Ownership seems like a simple concept; you buy something and you become the sole owner of that object. Unfortunately, the reality is not always quite as straightforward as it seems.
There are a number of scenarios that can quickly become more complicated, particularly when there is immovable property involved. The complication often lies in the method of payment used.
For example, hire purchase agreements with retailers allow the purchaser to enjoy possession and use of an item, but full ownership of the object only passes once the final payment installment has been made. This protects the retailer by being able to reclaim the object should the purchaser default on the required payments.
In a similar way, the purchase of immovable property is often accompanied by a substantial loan from a financial institution such as a bank, who will take security for the loan in the form of a bond. In order for a purchaser to be granted such a loan, there are many criteria that need to be met to satisfy the relevant financial institution that the potential bond holder (mortgagor) will be able to repay the loan in full within the agreed upon term. While this approval process is comprehensive, there remains a risk that the purchaser’s ability to meet the monthly repayments may change as a result of a number of factors such as loss of a job or death.
As protection against this risk, any home loan agreement entered into with a financial institution will include a stipulation that the title deed(s) to the bonded property will be retained for safekeeping by the institution, together with the bond registered in their favor, until such time as the loan has been repaid in full.

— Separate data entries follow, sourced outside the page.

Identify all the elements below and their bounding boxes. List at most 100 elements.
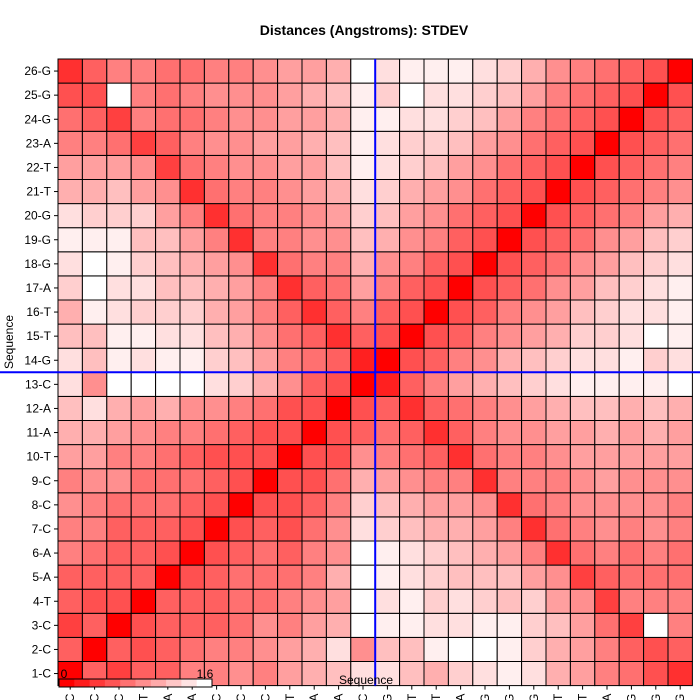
heatmap-cell: [252, 540, 279, 566]
heatmap-cell: [545, 612, 571, 638]
heatmap-cell: [277, 179, 303, 205]
y-tick-label: 12-A: [26, 401, 51, 415]
heatmap-cell: [106, 564, 132, 590]
heatmap-cell: [447, 58, 474, 84]
heatmap-cell: [594, 612, 620, 638]
heatmap-cell: [228, 540, 254, 566]
heatmap-cell: [106, 58, 132, 84]
y-tick-label: 16-T: [26, 305, 51, 319]
heatmap-cell: [252, 299, 279, 325]
heatmap-cell: [57, 179, 83, 205]
heatmap-cell: [106, 347, 132, 373]
heatmap-cell: [496, 227, 523, 253]
x-tick-label: 17-A: [454, 694, 468, 700]
heatmap-cell: [667, 82, 693, 108]
x-tick-labels: 1-C 2-C 3-C 4-T 5-A 6-A 7-C 8-C 9-C 10-T 11-A 12-A 1…: [63, 685, 687, 700]
heatmap-cell: [252, 347, 279, 373]
heatmap-cell: [399, 564, 425, 590]
heatmap-cell: [569, 588, 596, 614]
heatmap-cell: [374, 58, 401, 84]
heatmap-cell: [81, 299, 108, 325]
y-tick-label: 15-T: [26, 329, 51, 343]
heatmap-cell: [569, 323, 596, 349]
heatmap-cell: [374, 251, 401, 277]
heatmap-cell: [228, 395, 254, 421]
heatmap-cell: [399, 82, 425, 108]
heatmap-cell: [301, 58, 327, 84]
heatmap-cell: [618, 371, 645, 397]
y-tick-label: 3-C: [32, 618, 52, 632]
heatmap-cell: [130, 540, 157, 566]
heatmap-cell: [643, 468, 669, 494]
heatmap-cell: [203, 299, 230, 325]
heatmap-cell: [643, 203, 669, 229]
heatmap-cell: [423, 612, 449, 638]
heatmap-cell: [569, 516, 596, 542]
heatmap-cell: [277, 227, 303, 253]
heatmap-cell: [179, 636, 205, 663]
heatmap-cell: [374, 323, 401, 349]
heatmap-cell: [667, 420, 693, 446]
heatmap-cell: [399, 468, 425, 494]
heatmap-cell: [667, 468, 693, 494]
x-tick-label: 10-T: [283, 693, 297, 700]
heatmap-cell: [447, 154, 474, 180]
heatmap-cell: [252, 82, 279, 108]
heatmap-cell: [130, 179, 157, 205]
heatmap-cell: [545, 130, 571, 156]
heatmap-cell: [447, 420, 474, 446]
x-tick-label: 6-A: [185, 694, 199, 700]
heatmap-cell: [496, 564, 523, 590]
heatmap-cell: [594, 251, 620, 277]
heatmap-cell: [618, 299, 645, 325]
heatmap-cell: [399, 612, 425, 638]
heatmap-cell: [301, 444, 327, 470]
heatmap-cell: [203, 444, 230, 470]
heatmap-cell: [228, 612, 254, 638]
heatmap-cell: [545, 323, 571, 349]
heatmap-cell: [521, 323, 547, 349]
heatmap-cell: [399, 444, 425, 470]
heatmap-cell: [472, 588, 498, 614]
heatmap-cell: [81, 612, 108, 638]
heatmap-cell: [496, 588, 523, 614]
heatmap-cell: [155, 612, 181, 638]
heatmap-cell: [374, 588, 401, 614]
heatmap-cell: [472, 492, 498, 518]
heatmap-cell: [130, 227, 157, 253]
x-tick-label: 14-G: [380, 694, 394, 700]
heatmap-cell: [179, 516, 205, 542]
heatmap-cell: [277, 82, 303, 108]
heatmap-cell: [155, 106, 181, 132]
heatmap-cell: [179, 203, 205, 229]
heatmap-cell: [277, 516, 303, 542]
heatmap-cell: [252, 203, 279, 229]
heatmap-cell: [618, 179, 645, 205]
heatmap-cell: [618, 130, 645, 156]
heatmap-cell: [447, 323, 474, 349]
heatmap-cell: [203, 82, 230, 108]
heatmap-cell: [350, 444, 376, 470]
heatmap-cell: [423, 516, 449, 542]
heatmap-cell: [618, 251, 645, 277]
heatmap-cell: [545, 58, 571, 84]
heatmap-cell: [374, 371, 401, 397]
heatmap-cell: [472, 395, 498, 421]
heatmap-cell: [399, 154, 425, 180]
heatmap-cell: [106, 299, 132, 325]
heatmap-cell: [277, 468, 303, 494]
heatmap-cell: [472, 468, 498, 494]
heatmap-cell: [301, 540, 327, 566]
heatmap-cell: [106, 130, 132, 156]
heatmap-cell: [301, 588, 327, 614]
heatmap-cell: [325, 275, 352, 301]
heatmap-cell: [106, 154, 132, 180]
heatmap-cell: [228, 299, 254, 325]
heatmap-cell: [374, 203, 401, 229]
heatmap-cell: [155, 444, 181, 470]
heatmap-cell: [667, 540, 693, 566]
heatmap-cell: [399, 420, 425, 446]
legend-swatch: [135, 679, 152, 687]
heatmap-cell: [130, 203, 157, 229]
heatmap-cell: [618, 323, 645, 349]
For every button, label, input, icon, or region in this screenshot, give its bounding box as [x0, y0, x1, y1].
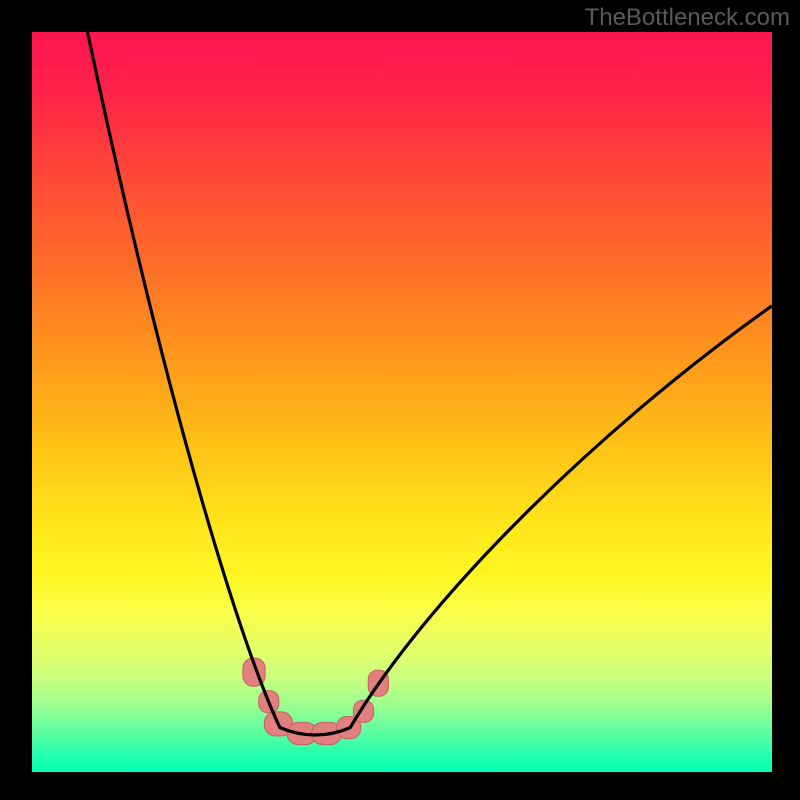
watermark-text: TheBottleneck.com [585, 4, 790, 32]
gradient-background [32, 32, 772, 772]
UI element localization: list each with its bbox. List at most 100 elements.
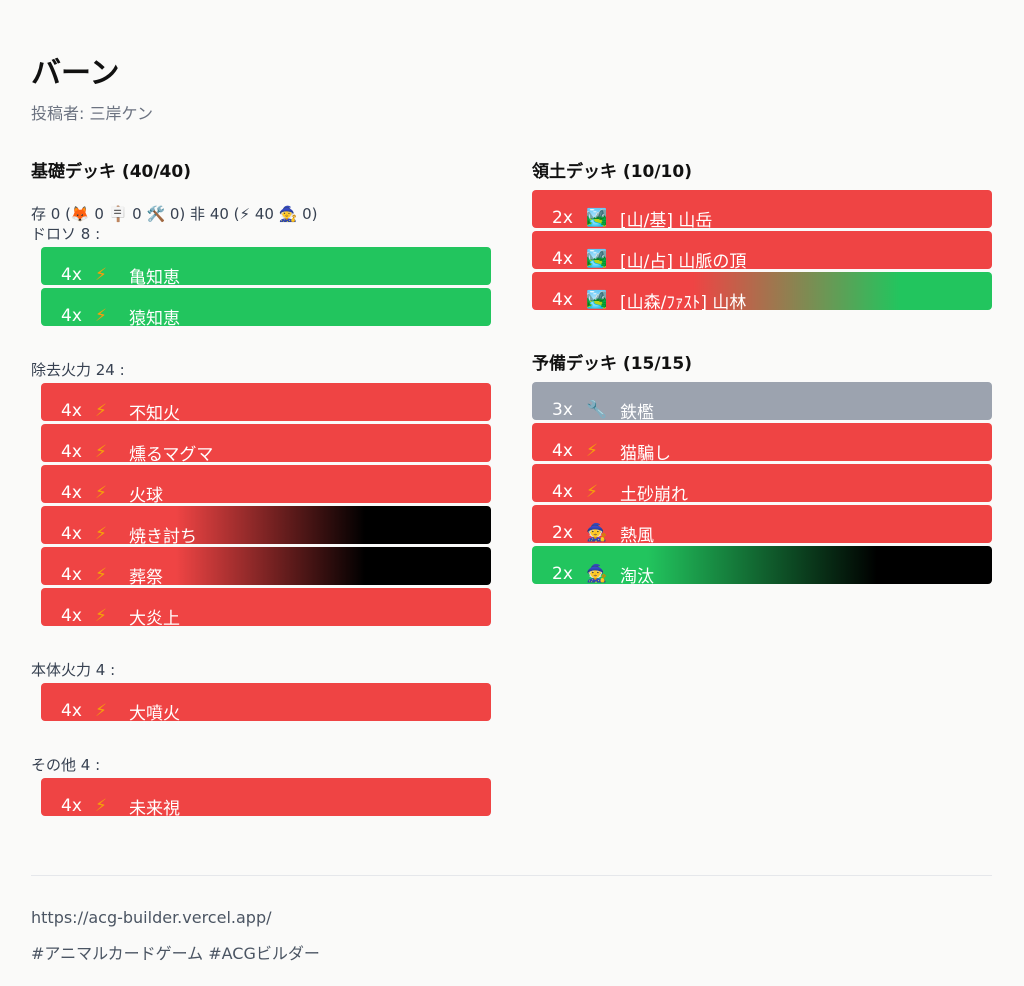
- basic-deck-summary: 存 0 (🦊 0 🪧 0 🛠️ 0) 非 40 (⚡ 40 🧙 0): [31, 205, 318, 223]
- card-row[interactable]: 4x 🏞️ [山/占] 山脈の頂: [532, 231, 992, 269]
- card-quantity: 2x: [552, 564, 573, 584]
- card-quantity: 4x: [61, 524, 82, 544]
- group-card-list: 4x ⚡ 不知火 4x ⚡ 燻るマグマ 4x ⚡ 火球 4x ⚡ 焼き討ち 4x ⚡ 葬祭 4x ⚡ 大炎上: [41, 383, 491, 626]
- author-line: 投稿者: 三岸ケン: [31, 104, 153, 123]
- land-icon: 🏞️: [586, 290, 608, 310]
- card-quantity: 4x: [61, 483, 82, 503]
- card-quantity: 2x: [552, 523, 573, 543]
- basic-deck-title-text: 基礎デッキ: [31, 162, 116, 182]
- lightning-icon: ⚡: [95, 265, 107, 285]
- basic-deck-title: 基礎デッキ (40/40): [31, 160, 491, 184]
- card-row[interactable]: 4x ⚡ 未来視: [41, 778, 491, 816]
- card-name-link[interactable]: 火球: [129, 485, 163, 504]
- group-label: ドロソ 8 :: [31, 225, 101, 243]
- lightning-icon: ⚡: [95, 796, 107, 816]
- card-quantity: 4x: [61, 442, 82, 462]
- card-name-link[interactable]: [山/占] 山脈の頂: [620, 251, 747, 270]
- footer-divider: [31, 875, 992, 876]
- reserve-deck-count: (15/15): [622, 354, 692, 374]
- reserve-deck-title-text: 予備デッキ: [532, 354, 617, 374]
- card-row[interactable]: 4x ⚡ 猿知恵: [41, 288, 491, 326]
- card-name-link[interactable]: 亀知恵: [129, 267, 180, 286]
- lightning-icon: ⚡: [95, 606, 107, 626]
- group-label: 除去火力 24 :: [31, 361, 125, 379]
- reserve-card-list: 3x 🔧 鉄檻 4x ⚡ 猫騙し 4x ⚡ 土砂崩れ 2x 🧙 熱風 2x 🧙 淘汰: [532, 382, 992, 584]
- reserve-deck-title: 予備デッキ (15/15): [532, 352, 992, 376]
- card-row[interactable]: 4x ⚡ 燻るマグマ: [41, 424, 491, 462]
- card-row[interactable]: 4x ⚡ 亀知恵: [41, 247, 491, 285]
- card-name-link[interactable]: [山森/ﾌｧｽﾄ] 山林: [620, 292, 747, 311]
- card-name-link[interactable]: [山/基] 山岳: [620, 210, 713, 229]
- card-quantity: 2x: [552, 208, 573, 228]
- card-row[interactable]: 4x ⚡ 不知火: [41, 383, 491, 421]
- territory-card-list: 2x 🏞️ [山/基] 山岳 4x 🏞️ [山/占] 山脈の頂 4x 🏞️ [山森/ﾌｧｽﾄ] …: [532, 190, 992, 310]
- group-label: その他 4 :: [31, 756, 101, 774]
- card-name-link[interactable]: 不知火: [129, 403, 180, 422]
- territory-deck-title: 領土デッキ (10/10): [532, 160, 992, 184]
- card-name-link[interactable]: 鉄檻: [620, 402, 654, 421]
- lightning-icon: ⚡: [95, 565, 107, 585]
- wrench-icon: 🔧: [586, 400, 608, 420]
- lightning-icon: ⚡: [586, 482, 598, 502]
- card-quantity: 4x: [61, 401, 82, 421]
- territory-deck-section: 領土デッキ (10/10) 2x 🏞️ [山/基] 山岳 4x 🏞️ [山/占] 山脈の頂…: [532, 160, 992, 310]
- card-row[interactable]: 4x ⚡ 大噴火: [41, 683, 491, 721]
- card-quantity: 4x: [61, 265, 82, 285]
- card-name-link[interactable]: 熱風: [620, 525, 654, 544]
- card-quantity: 4x: [61, 606, 82, 626]
- group-label: 本体火力 4 :: [31, 661, 116, 679]
- card-name-link[interactable]: 土砂崩れ: [620, 484, 688, 503]
- group-card-list: 4x ⚡ 未来視: [41, 778, 491, 816]
- group-card-list: 4x ⚡ 亀知恵 4x ⚡ 猿知恵: [41, 247, 491, 326]
- basic-deck-count: (40/40): [121, 162, 191, 182]
- card-row[interactable]: 4x ⚡ 土砂崩れ: [532, 464, 992, 502]
- card-quantity: 4x: [61, 565, 82, 585]
- card-quantity: 4x: [552, 290, 573, 310]
- card-group: 本体火力 4 : 4x ⚡ 大噴火: [31, 660, 491, 721]
- card-name-link[interactable]: 猫騙し: [620, 443, 671, 462]
- footer-hashtags: #アニマルカードゲーム #ACGビルダー: [31, 944, 320, 963]
- card-row[interactable]: 2x 🏞️ [山/基] 山岳: [532, 190, 992, 228]
- card-quantity: 4x: [552, 441, 573, 461]
- card-name-link[interactable]: 葬祭: [129, 567, 163, 586]
- card-quantity: 4x: [552, 249, 573, 269]
- lightning-icon: ⚡: [95, 483, 107, 503]
- card-name-link[interactable]: 猿知恵: [129, 308, 180, 327]
- card-quantity: 4x: [61, 796, 82, 816]
- card-name-link[interactable]: 淘汰: [620, 566, 654, 585]
- card-row[interactable]: 4x ⚡ 焼き討ち: [41, 506, 491, 544]
- lightning-icon: ⚡: [95, 401, 107, 421]
- card-group: ドロソ 8 : 4x ⚡ 亀知恵 4x ⚡ 猿知恵: [31, 224, 491, 326]
- card-group: 除去火力 24 : 4x ⚡ 不知火 4x ⚡ 燻るマグマ 4x ⚡ 火球 4x ⚡ 焼き討ち 4x ⚡ 葬祭…: [31, 360, 491, 626]
- card-row[interactable]: 4x ⚡ 火球: [41, 465, 491, 503]
- card-row[interactable]: 4x ⚡ 大炎上: [41, 588, 491, 626]
- card-row[interactable]: 4x 🏞️ [山森/ﾌｧｽﾄ] 山林: [532, 272, 992, 310]
- page-title: バーン: [31, 56, 120, 91]
- territory-deck-count: (10/10): [622, 162, 692, 182]
- card-name-link[interactable]: 大炎上: [129, 608, 180, 627]
- land-icon: 🏞️: [586, 208, 608, 228]
- card-row[interactable]: 3x 🔧 鉄檻: [532, 382, 992, 420]
- group-card-list: 4x ⚡ 大噴火: [41, 683, 491, 721]
- lightning-icon: ⚡: [95, 306, 107, 326]
- mage-icon: 🧙: [586, 564, 608, 584]
- card-group: その他 4 : 4x ⚡ 未来視: [31, 755, 491, 816]
- mage-icon: 🧙: [586, 523, 608, 543]
- card-row[interactable]: 4x ⚡ 猫騙し: [532, 423, 992, 461]
- card-row[interactable]: 2x 🧙 淘汰: [532, 546, 992, 584]
- card-quantity: 3x: [552, 400, 573, 420]
- footer-url[interactable]: https://acg-builder.vercel.app/: [31, 908, 272, 927]
- basic-deck-section: 基礎デッキ (40/40) 存 0 (🦊 0 🪧 0 🛠️ 0) 非 40 (⚡…: [31, 160, 491, 816]
- card-quantity: 4x: [61, 701, 82, 721]
- lightning-icon: ⚡: [95, 524, 107, 544]
- card-name-link[interactable]: 大噴火: [129, 703, 180, 722]
- card-name-link[interactable]: 未来視: [129, 798, 180, 817]
- card-quantity: 4x: [61, 306, 82, 326]
- lightning-icon: ⚡: [95, 701, 107, 721]
- card-name-link[interactable]: 燻るマグマ: [129, 444, 214, 463]
- card-row[interactable]: 4x ⚡ 葬祭: [41, 547, 491, 585]
- card-row[interactable]: 2x 🧙 熱風: [532, 505, 992, 543]
- lightning-icon: ⚡: [586, 441, 598, 461]
- lightning-icon: ⚡: [95, 442, 107, 462]
- card-name-link[interactable]: 焼き討ち: [129, 526, 197, 545]
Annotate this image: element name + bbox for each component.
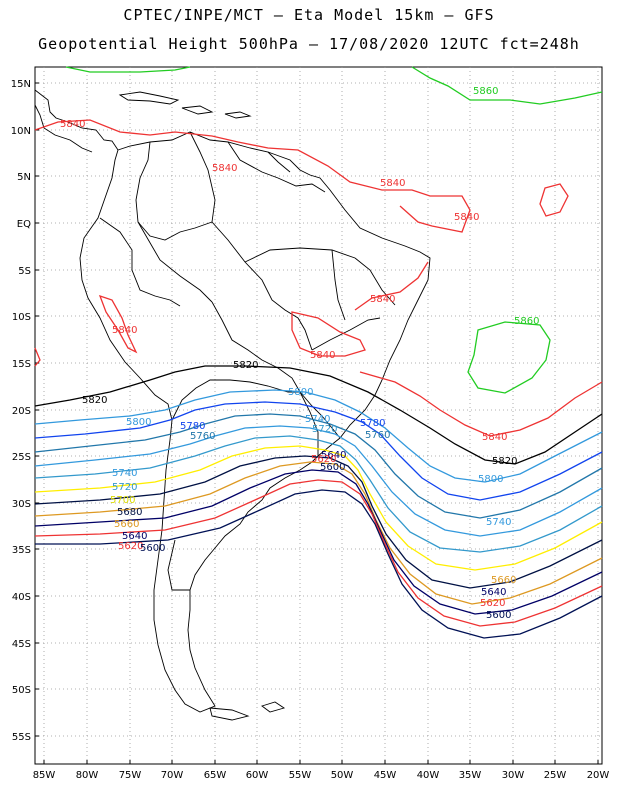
lat-label: 15N	[11, 79, 31, 90]
lat-label: 50S	[12, 685, 31, 696]
lat-label: 35S	[12, 545, 31, 556]
lon-label: 80W	[76, 770, 99, 781]
lat-label: 55S	[12, 732, 31, 743]
contour-5840-andes	[98, 294, 138, 354]
lat-label: 40S	[12, 592, 31, 603]
lat-label: 20S	[12, 406, 31, 417]
contour-5860-north-west	[65, 66, 191, 73]
contour-label: 5820	[492, 456, 517, 467]
lat-label: 45S	[12, 639, 31, 650]
contour-5820	[34, 365, 603, 465]
contour-label: 5660	[114, 519, 139, 530]
lat-label: 10S	[12, 312, 31, 323]
contour-5840-south	[359, 371, 603, 437]
contour-label: 5840	[482, 432, 507, 443]
longitude-labels: 85W 80W 75W 70W 65W 60W 55W 50W 45W 40W …	[33, 770, 610, 781]
contour-label: 5640	[481, 587, 506, 598]
contour-label: 5820	[82, 395, 107, 406]
contour-label: 5740	[486, 517, 511, 528]
lon-label: 20W	[587, 770, 610, 781]
lon-label: 85W	[33, 770, 56, 781]
contour-label: 5780	[360, 418, 385, 429]
contour-label: 5600	[140, 543, 165, 554]
lat-label: 15S	[12, 359, 31, 370]
contour-label: 5600	[486, 610, 511, 621]
contour-5660	[34, 461, 603, 605]
contour-label: 5640	[321, 450, 346, 461]
contour-5860-north-east	[411, 66, 603, 105]
contour-5740	[34, 425, 603, 537]
contour-label: 5840	[310, 350, 335, 361]
contour-label: 5740	[305, 414, 330, 425]
contour-label: 5620	[480, 598, 505, 609]
contour-label: 5660	[491, 575, 516, 586]
contour-label: 5860	[514, 316, 539, 327]
contour-label: 5700	[110, 495, 135, 506]
lon-label: 55W	[289, 770, 312, 781]
contour-5680	[34, 455, 603, 589]
lon-label: 60W	[246, 770, 269, 781]
lon-label: 40W	[417, 770, 440, 781]
map-title-line1: CPTEC/INPE/MCT – Eta Model 15km – GFS	[123, 6, 495, 24]
contour-label: 5780	[180, 421, 205, 432]
contour-5800	[34, 389, 603, 483]
lon-label: 65W	[204, 770, 227, 781]
contour-5620	[34, 479, 603, 627]
contour-5840-north	[34, 119, 471, 233]
contour-label: 5680	[117, 507, 142, 518]
lat-label: 25S	[12, 452, 31, 463]
contour-label: 5760	[365, 430, 390, 441]
lon-label: 45W	[374, 770, 397, 781]
geopotential-contours	[34, 66, 603, 639]
contour-label: 5840	[454, 212, 479, 223]
contour-5840-east	[354, 261, 429, 311]
map-frame	[34, 66, 603, 765]
lat-label: 5N	[17, 172, 31, 183]
contour-label: 5620	[311, 454, 336, 465]
contour-5640	[34, 469, 603, 615]
contour-label: 5640	[122, 531, 147, 542]
contour-label: 5840	[380, 178, 405, 189]
contour-5860-high	[467, 321, 551, 394]
coastlines-and-borders	[34, 89, 431, 721]
lon-label: 75W	[119, 770, 142, 781]
latitude-labels: 15N 10N 5N EQ 5S 10S 15S 20S 25S 30S 35S…	[11, 79, 31, 743]
contour-5600	[35, 489, 603, 639]
contour-label: 5760	[190, 431, 215, 442]
contour-label: 5600	[320, 462, 345, 473]
contour-5720	[34, 435, 603, 553]
lat-label: 10N	[11, 126, 31, 137]
contour-label: 5860	[473, 86, 498, 97]
lon-label: 25W	[544, 770, 567, 781]
lat-label: 5S	[18, 266, 31, 277]
contour-label: 5840	[60, 119, 85, 130]
contour-5760	[34, 413, 603, 519]
contour-label: 5800	[288, 387, 313, 398]
contour-label: 5620	[118, 541, 143, 552]
contour-5840-west-edge	[34, 347, 41, 367]
contour-5840-inland	[291, 311, 366, 357]
lon-label: 35W	[459, 770, 482, 781]
contour-labels: 5860 5860 5840 5840 5840 5840 5840 5840 …	[60, 86, 539, 621]
contour-5700	[34, 445, 603, 571]
contour-label: 5800	[478, 474, 503, 485]
lat-label: EQ	[17, 219, 31, 230]
contour-5840-loop	[539, 183, 569, 217]
lon-label: 70W	[161, 770, 184, 781]
contour-label: 5840	[212, 163, 237, 174]
lon-label: 30W	[502, 770, 525, 781]
contour-label: 5740	[112, 468, 137, 479]
contour-5780	[34, 401, 603, 501]
contour-label: 5720	[312, 424, 337, 435]
contour-label: 5840	[370, 294, 395, 305]
contour-label: 5800	[126, 417, 151, 428]
contour-label: 5820	[233, 360, 258, 371]
map-title-line2: Geopotential Height 500hPa – 17/08/2020 …	[38, 35, 580, 53]
graticule	[35, 67, 602, 764]
contour-label: 5720	[112, 482, 137, 493]
contour-label: 5840	[112, 325, 137, 336]
lon-label: 50W	[331, 770, 354, 781]
lat-label: 30S	[12, 499, 31, 510]
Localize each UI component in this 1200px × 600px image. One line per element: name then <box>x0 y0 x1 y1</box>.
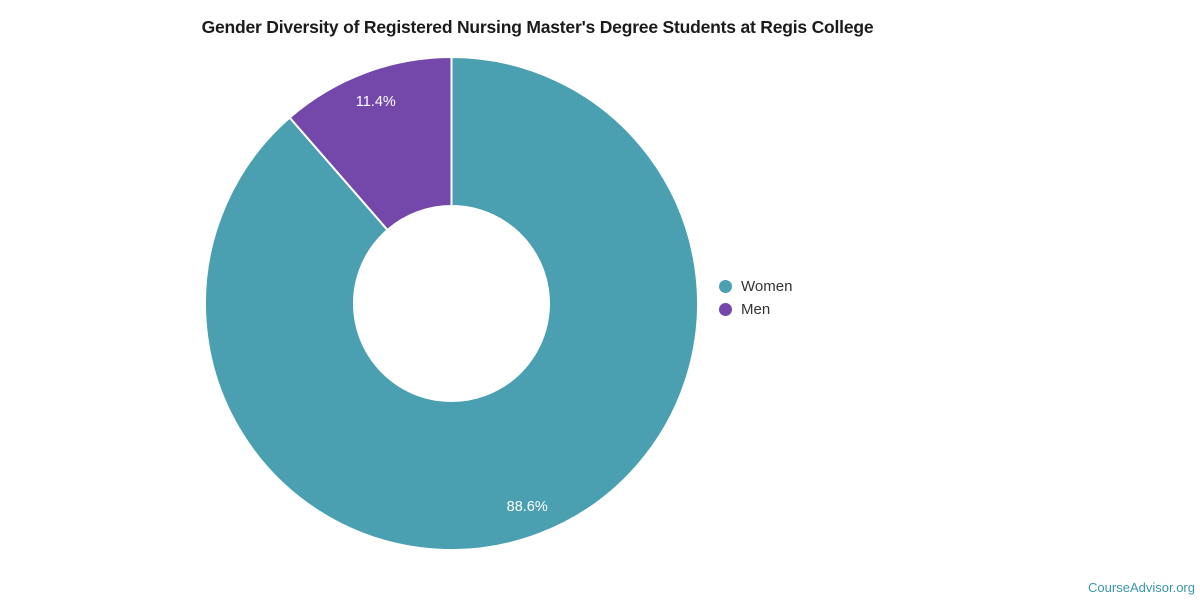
slice-label-men: 11.4% <box>356 94 396 110</box>
legend-label-men: Men <box>741 301 771 318</box>
chart-title: Gender Diversity of Registered Nursing M… <box>201 17 874 37</box>
legend-item-men[interactable]: Men <box>719 301 792 318</box>
legend-item-women[interactable]: Women <box>719 278 792 295</box>
attribution-link[interactable]: CourseAdvisor.org <box>1088 580 1195 595</box>
legend-marker-women-icon <box>719 280 732 293</box>
legend-marker-men-icon <box>719 303 732 316</box>
pie-slice-women[interactable] <box>204 56 699 551</box>
legend: Women Men <box>719 278 792 318</box>
pie-slice-men[interactable] <box>288 56 453 231</box>
legend-label-women: Women <box>741 278 793 295</box>
slice-label-women: 88.6% <box>507 499 548 515</box>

The banks will normally also insist on insurance being taken up in respect of the structure of all buildings also known as comprehensive home owners insurance. By so doing, should the purchaser default on the loan agreement for any reason, the bank will have a claim against the borrower/mortgagor for the value outstanding on the loan and will be legally entitled to repossess the property by calling on the bond in order to recoup this financial loss due to non-payment by the bond holder.
Once the final installment of the bond has been paid, the bank will consent to the cancellation of their bond and release the title deeds of the property to the purchaser once this has been done. This will include adding an endorsement to the title deed confirming that the bond has been cancelled which means that there is no money owing for the purchase of the property. This will all take place by way of registration at the Deeds Office. At this point, the relevant financial institution no longer has any claim to the property.
As an alternative to the above the mortgagor can also decide to keep the account open and the bond in place even though it has been paid up in full. There will be costs involved with maintaining this account, such as bank service fees, however, there are advantages associated with keeping this account open too. An active bond account offers the bond account holder quick access to considerable funds should there be a good investment that presents itself in the future.
While there is no correct decision to make, it is simply worth noting that the pros and cons should be carefully weighed up to make the right decision for the individual concerned.